While working for Mako and Associates I developed my love for logos and graphics. To make a symbol that is both pleasing and immediately recognizable, yet can be read no matter how large or small it is, is an incredible challenge. Here are some of my successes over the years.

One - a promotion logo for Twin City Federals entry into the computer age. Done at Studio West.
Two - a new logo for the Cub Foods chain. I also worked on the redesign of all their packaging. Done at Studio West.
Three - the Old Crow. Not the whiskey, but a coffee cup design for first class petty officer's. The eagle that a petty officer wears on his shoulder is commonly referred to as a crow.
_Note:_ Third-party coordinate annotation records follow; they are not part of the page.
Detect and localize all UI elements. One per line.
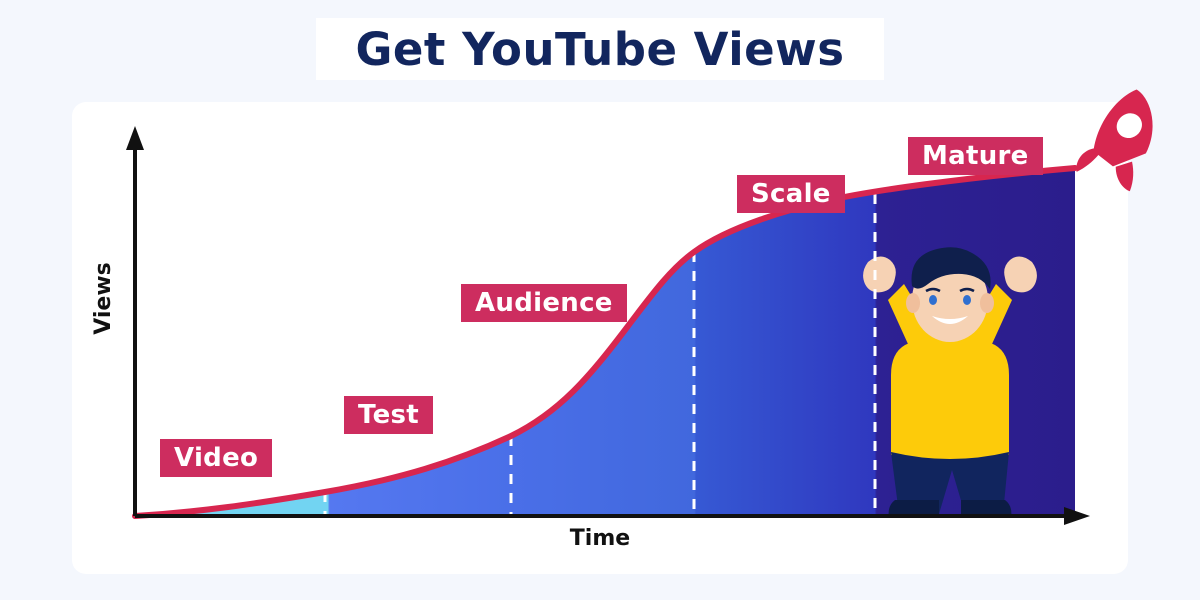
up-arrow-icon: [126, 126, 144, 150]
stage-badge-test[interactable]: Test: [344, 396, 433, 434]
rocket-icon: [1058, 87, 1184, 210]
stage-badge-scale[interactable]: Scale: [737, 175, 845, 213]
x-axis-label: Time: [520, 526, 680, 551]
stage-badge-mature[interactable]: Mature: [908, 137, 1043, 175]
y-axis-label-text: Views: [91, 262, 116, 335]
right-arrow-icon: [1064, 507, 1090, 525]
stage-badge-video[interactable]: Video: [160, 439, 272, 477]
y-axis-label: Views: [89, 243, 117, 353]
stage-badge-audience[interactable]: Audience: [461, 284, 627, 322]
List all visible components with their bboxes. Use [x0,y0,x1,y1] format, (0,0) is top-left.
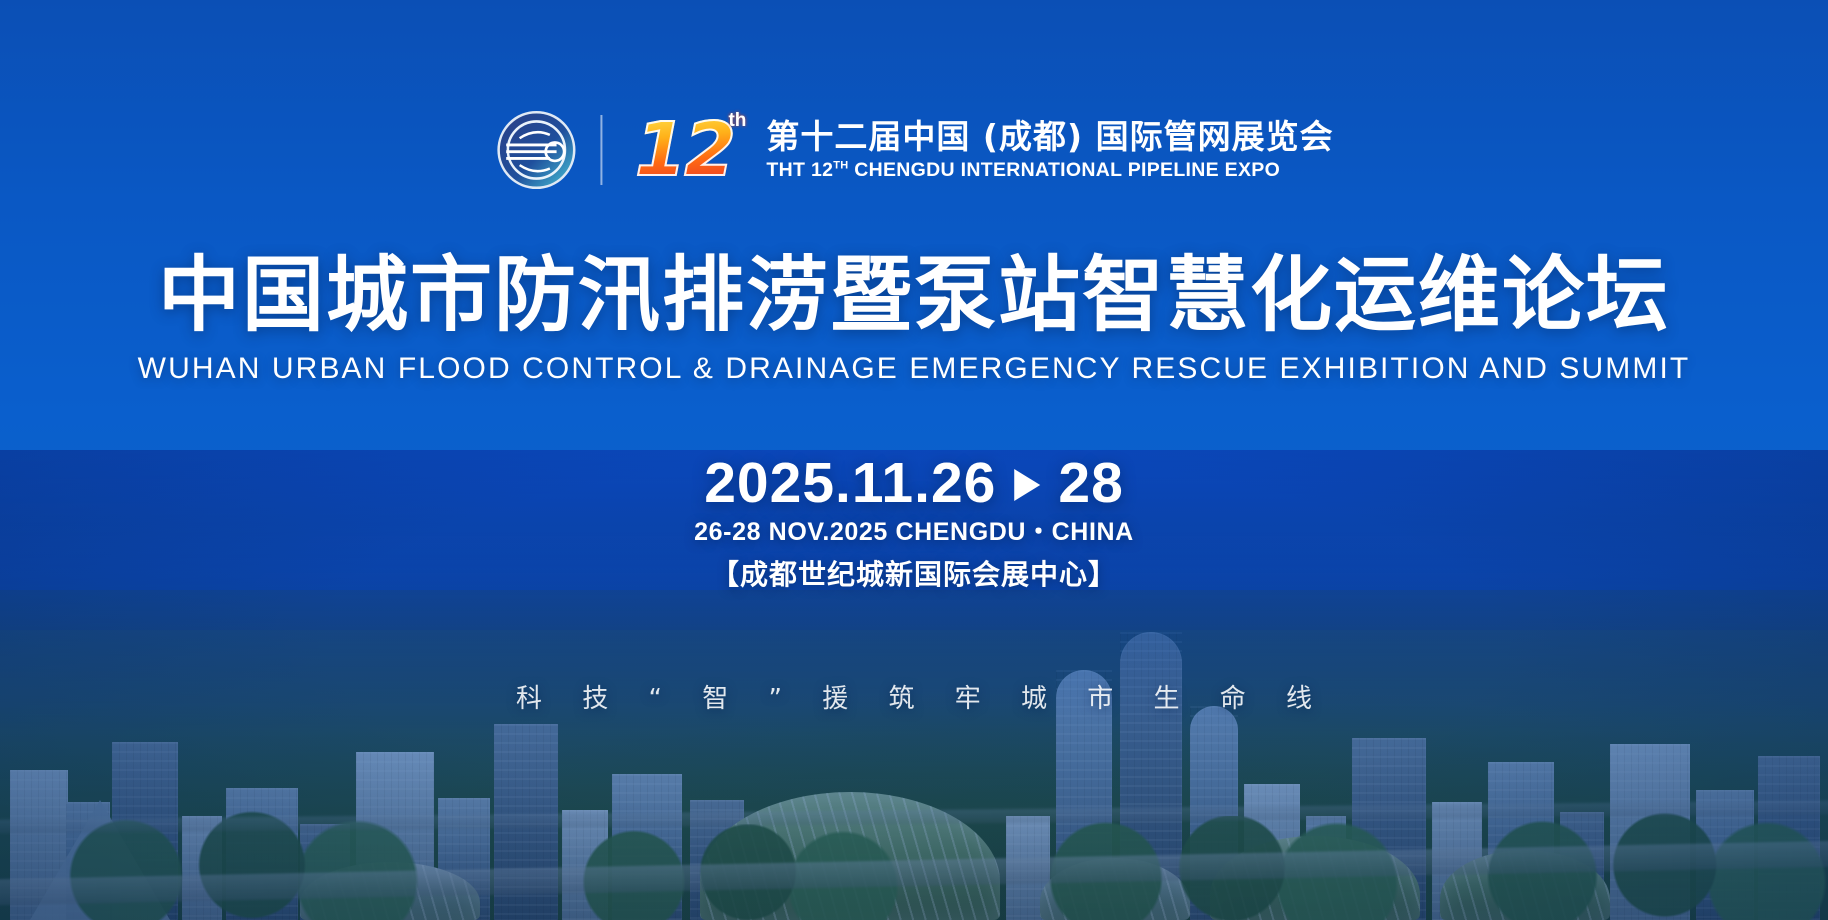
organizer-name-en-rest: CHENGDU INTERNATIONAL PIPELINE EXPO [849,159,1281,181]
organizer-name-en-prefix: THT 12 [766,159,833,181]
event-date: 2025.11.26 28 [704,450,1124,516]
edition-number-badge: 12 th [624,108,744,192]
right-triangle-arrow-icon [1014,469,1040,501]
event-date-start: 2025.11.26 [704,450,996,516]
event-venue: 【成都世纪城新国际会展中心】 [711,553,1117,593]
organizer-lockup: 12 th 第十二届中国 (成都) 国际管网展览会 THT 12TH CHENG… [494,108,1333,192]
page-title-cn: 中国城市防汛排涝暨泵站智慧化运维论坛 [158,255,1670,337]
lockup-divider [600,115,602,185]
edition-number: 12 [635,113,734,187]
organizer-name-en: THT 12TH CHENGDU INTERNATIONAL PIPELINE … [766,159,1333,182]
event-banner: 12 th 第十二届中国 (成都) 国际管网展览会 THT 12TH CHENG… [0,0,1828,920]
event-date-end: 28 [1058,450,1123,516]
banner-tagline: 科 技 “ 智 ” 援 筑 牢 城 市 生 命 线 [500,678,1328,715]
organizer-name-cn: 第十二届中国 (成都) 国际管网展览会 [766,118,1333,156]
event-date-en: 26-28 NOV.2025 CHENGDU・CHINA [694,512,1134,548]
organizer-name-en-ordinal: TH [833,160,848,172]
organizer-text-block: 第十二届中国 (成都) 国际管网展览会 THT 12TH CHENGDU INT… [766,118,1333,183]
pipeline-ring-emblem-icon [494,108,578,192]
banner-content: 12 th 第十二届中国 (成都) 国际管网展览会 THT 12TH CHENG… [0,0,1828,920]
edition-suffix: th [728,110,746,132]
page-title-en: WUHAN URBAN FLOOD CONTROL & DRAINAGE EME… [138,352,1691,386]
The last I heard this was in use all over the fleet. Done while in the Navy.
Four - a logo for Montana Minerals. Freelanced while in NYC.
Five - a logo for Forest City Bank, a small hometown bank. Done at Mako & Associates.

From Mako and Associates. I moved to Studio West, the premier art studio in the upper Midwest. There I did all the logo and lettering work as well as anything else that needed doing. I did airbrush, illustration, layout, etc. - The whole range of commercial artwork.

About this time I started going to Science Fiction Conventions and did some science fiction and fantasy illustration on the side. That led me into the occult and the Tarot. I decided to design a Tarot deck of my own. For the next thirty-five years, no matter where I was I lugged my Tarot with me. It was finally finished and produced in 2001. You can see it read more about it at the tarot link.

After several years at Studio West and a divorce I wound up in the New York City. There I freelanced, doing Logos, book, and magazine illustration. This was largely for magazines like Analog Science Fiction, Isaac Asimov’s Science Fiction and Alfred Hitchcock’s Mystery magazines. All pulps.

These two illustrations were done for ANALOG SCIENCE FICTION MAGAZINE. The reason they are off balance to the left is because the copy for the lead-in for the story goes on the right page.

Here are three from ALFRED HITCHCOCK’S MYSTERY MAGAZINE. They wanted one-page illustrations, usually with space at the top for a title.

I was not happy in New York. It was an anthill. The subway and I were not friends. On two occasions it, not the people, tried to kill me. The only truly happy moments were on the Coney Island and Brighton beaches early in the morning when I would walk in the fog.

My logo when I was freelancing in the New York

Then I became the Art Director at Castor and Pollox, a Madison Avenue advertising agency. A year and an ulcer later I’d had it. I quit and moved to West Virginia with Betty Carpenter who I had met at Lunacon, a science fiction convention, where she was selling soft sculpture shoulder dragons.

There I decided to do what I wanted to do and not to please the client. I took my middle name, turned it around, changed the I to a Y and as Nybor started to develop a form of mixed media I’d been playing with that would enable me to work in color. I called it pencil painting.

This is STAR DANCER, The first pencil painting I ever sold.

Betty was a fabric sculptor and a very good one. She sold her work at Renaissance Fairs and Science Fiction Conventions. She also became my eyes for color. Since 1984 we have collaborated. We married in 1985 and in 1999 she changed her name to Elspeth, so we are now Elspeth and Nybor.

All this time I had been working on my Tarot deck. In 2001 I published it.

The pencil paintings themselves are mixed media. I use colored and metallic pencils pen and ink. The paints I work with include watercolors, gauche, acrylics, oils, and aniline dyes. My techniques are airbrush, paintbrushes, toothbrushes, sponges and crushed and torn paper. I employ collage, frisket, and stencil. I use whatever works. Recently I have added a new media to my ménage, computer.

The pencil paintings high point to date was when KISS OF AGES was awarded judges choice award at the World Science Fiction Convention in Philadelphia.

I now live and work in West Virginia with Elspeth, two furry entities commonly called a cat and my Mac.

I still work in all of the various forms of art I have used though out my life and I will accept commissions if they appeal to me.